Calling the bombing the work of Chinese forces, the Kwantung Army quickly seized control of Mukden in the name of self-defense, and in 1932, Manchukuo was created by the Japanese army with Pu Yi, the last Qing emperor, as its nominal ruler.

A mass-immigration plan to send about 5 million people to Manchuria, part of today's northeastern China, over a 20-year period became state policy after it was approved by Japan's Cabinet in 1936.

The policy was aimed at helping Japan's rural workers out of an agricultural slump and increasing food output, but the influx was also meant to help control and defend Manchuria, according to the Memorial Museum for Agricultural Emigrants to Manchuria in Nagano Prefecture.

The Japanese government encouraged local officials to get involved in recruiting for the program by giving them subsidies and financially favorable treatment. Around 270,000 people across the country crossed the sea, lured by the message that they could become landowners in Manchuria.

Nagano Prefecture in central Japan sent the largest number, at about 33,000.

Kurumizawa, who became Kawano mayor at age 36, played a significant role in organizing and sending a group of 95 villagers to Manchuria in 1944.

However, by May 1945, the Japanese military had decided to abandon three-quarters of Manchuria, and the bulk of the Kwantung Army relocated to southern fronts in what had now become World War II. The army's depleted ranks were replenished by drafting male settlers aged between 18 and 45.

After the Soviet invasion of Manchuria and Japan's surrender in WWII in August 1945, most of the settlers from Kurumizawa's village committed mass suicide. In all, 73 of them, mostly women and children, died, and Kurumizawa killed himself the following year.

The final page of Kurumizawa's diary was missing, but a newspaper carried his last words, which also became recognized as his will.

"I am sorry for driving agricultural immigrants into such miserable conditions. Regrettably, I can't take care of them anymore. Please make my property and house available for them," Kurumizawa said.

By the end of the war, about 1.55 million Japanese, including those working in nonagricultural sectors, resided in Manchuria.

Soviet forces sent an estimated 575,000 Japanese, including military personnel and civilians, to engage in forced labor in Siberia and elsewhere, with some 55,000 dying in labor camps, according to the Health, Labor and Welfare ministry of Japan.

Meanwhile, some children of settlers, separated from their parents in the chaos, were raised by Chinese families. So far, over 2,800 such people have been recognized by the Japanese government as "war orphans" and 2,557 of them allowed to return and settle in the country permanently.

Not all local leaders, however, were willing to take part in Japan's Manchuria emigration drive.
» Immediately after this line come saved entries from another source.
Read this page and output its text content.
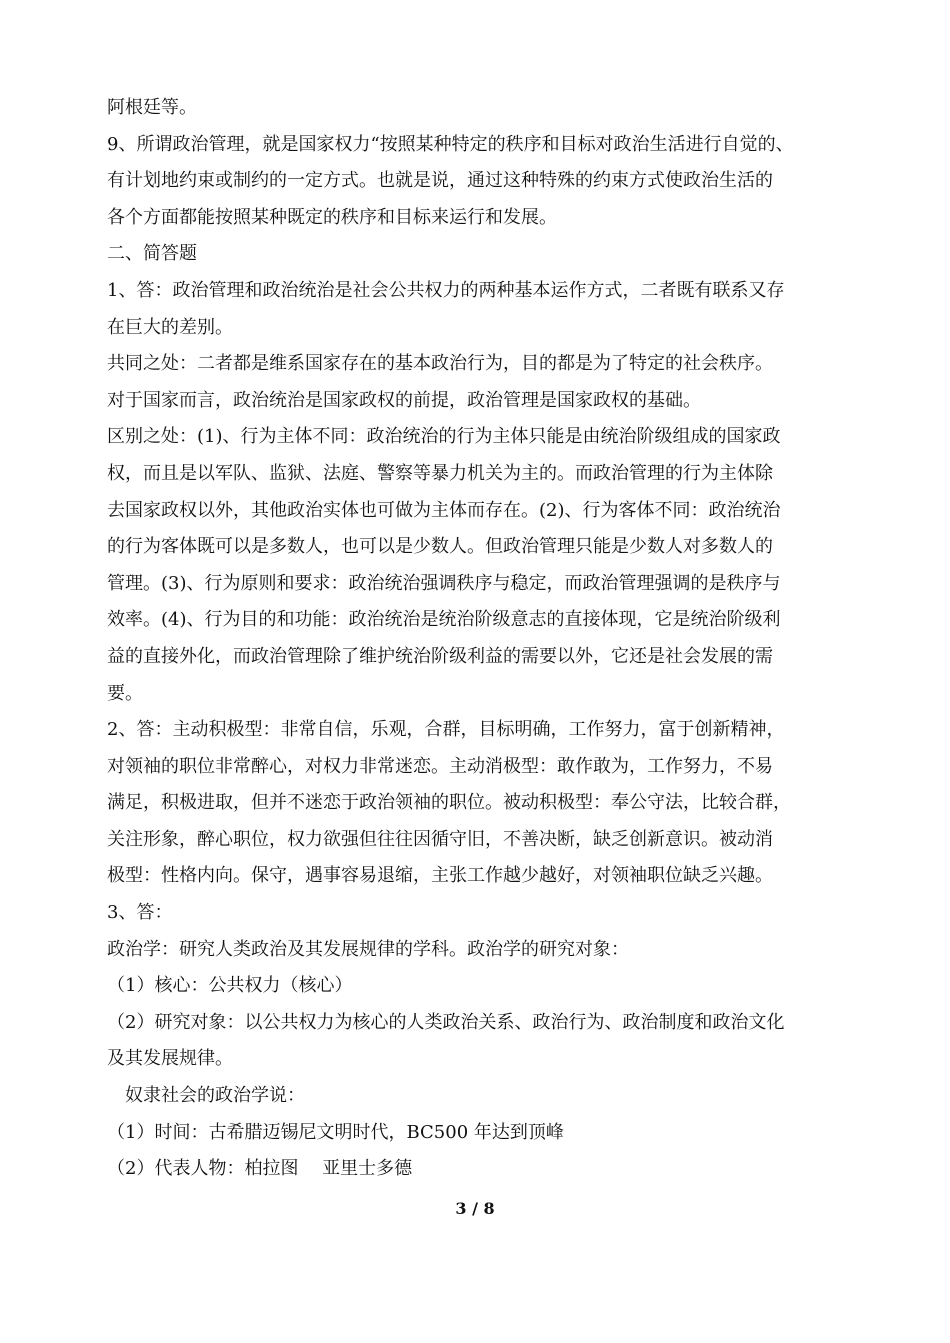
阿根廷等。
9、所谓政治管理，就是国家权力“按照某种特定的秩序和目标对政治生活进行自觉的、
有计划地约束或制约的一定方式。也就是说，通过这种特殊的约束方式使政治生活的
各个方面都能按照某种既定的秩序和目标来运行和发展。
二、简答题
1、答：政治管理和政治统治是社会公共权力的两种基本运作方式，二者既有联系又存
在巨大的差别。
共同之处：二者都是维系国家存在的基本政治行为，目的都是为了特定的社会秩序。
对于国家而言，政治统治是国家政权的前提，政治管理是国家政权的基础。
区别之处：(1)、行为主体不同：政治统治的行为主体只能是由统治阶级组成的国家政
权，而且是以军队、监狱、法庭、警察等暴力机关为主的。而政治管理的行为主体除
去国家政权以外，其他政治实体也可做为主体而存在。(2)、行为客体不同：政治统治
的行为客体既可以是多数人，也可以是少数人。但政治管理只能是少数人对多数人的
管理。(3)、行为原则和要求：政治统治强调秩序与稳定，而政治管理强调的是秩序与
效率。(4)、行为目的和功能：政治统治是统治阶级意志的直接体现，它是统治阶级利
益的直接外化，而政治管理除了维护统治阶级利益的需要以外，它还是社会发展的需
要。
2、答：主动积极型：非常自信，乐观，合群，目标明确，工作努力，富于创新精神，
对领袖的职位非常醉心，对权力非常迷恋。主动消极型：敢作敢为，工作努力，不易
满足，积极进取，但并不迷恋于政治领袖的职位。被动积极型：奉公守法，比较合群，
关注形象，醉心职位，权力欲强但往往因循守旧，不善决断，缺乏创新意识。被动消
极型：性格内向。保守，遇事容易退缩，主张工作越少越好，对领袖职位缺乏兴趣。
3、答：
政治学：研究人类政治及其发展规律的学科。政治学的研究对象：
（1）核心：公共权力（核心）
（2）研究对象：以公共权力为核心的人类政治关系、政治行为、政治制度和政治文化
及其发展规律。
奴隶社会的政治学说：
（1）时间：古希腊迈锡尼文明时代，BC500 年达到顶峰
（2）代表人物：柏拉图　 亚里士多德
3 / 8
Tadatsuna Sasaki, who was the mayor of a village then known as Oshimojo in Nagano, said in an interview conducted in 1987 that he decided against offering support after inspecting the settlements of Japanese agricultural immigrants in Manchuria during a month-long visit in 1938.

His taped interview was donated to the museum.

"It seemed like most of the farmland was already cultivated, and I was suspicious that it was forcibly expropriated (from locals)," he said, although he added that he did see some evidence of development work by Japanese immigrants in a few settlements.

Kurumizawa, too, inspected a settlement in the suburbs of Hsinking, the capital of Manchuria, with an advance group of immigrants in March 1944, by taking an express train from Busan in what is now South Korea, but he stuck to his belief in the government's emigration policy.

Most of the former immigrants whom Tezuka spoke with said they were unaware that the land and housing had been taken from locals, but he suspects many harbored doubts about what had really happened.

Still, he said, many believed they deserved the property as they had endured an agricultural slump back home and moved to the continent with dreams of starting anew.

"I think they might have been afraid of losing the land and houses they finally obtained," he said, adding such concerns prevented them from probing further into how the property that they were taking had been obtained.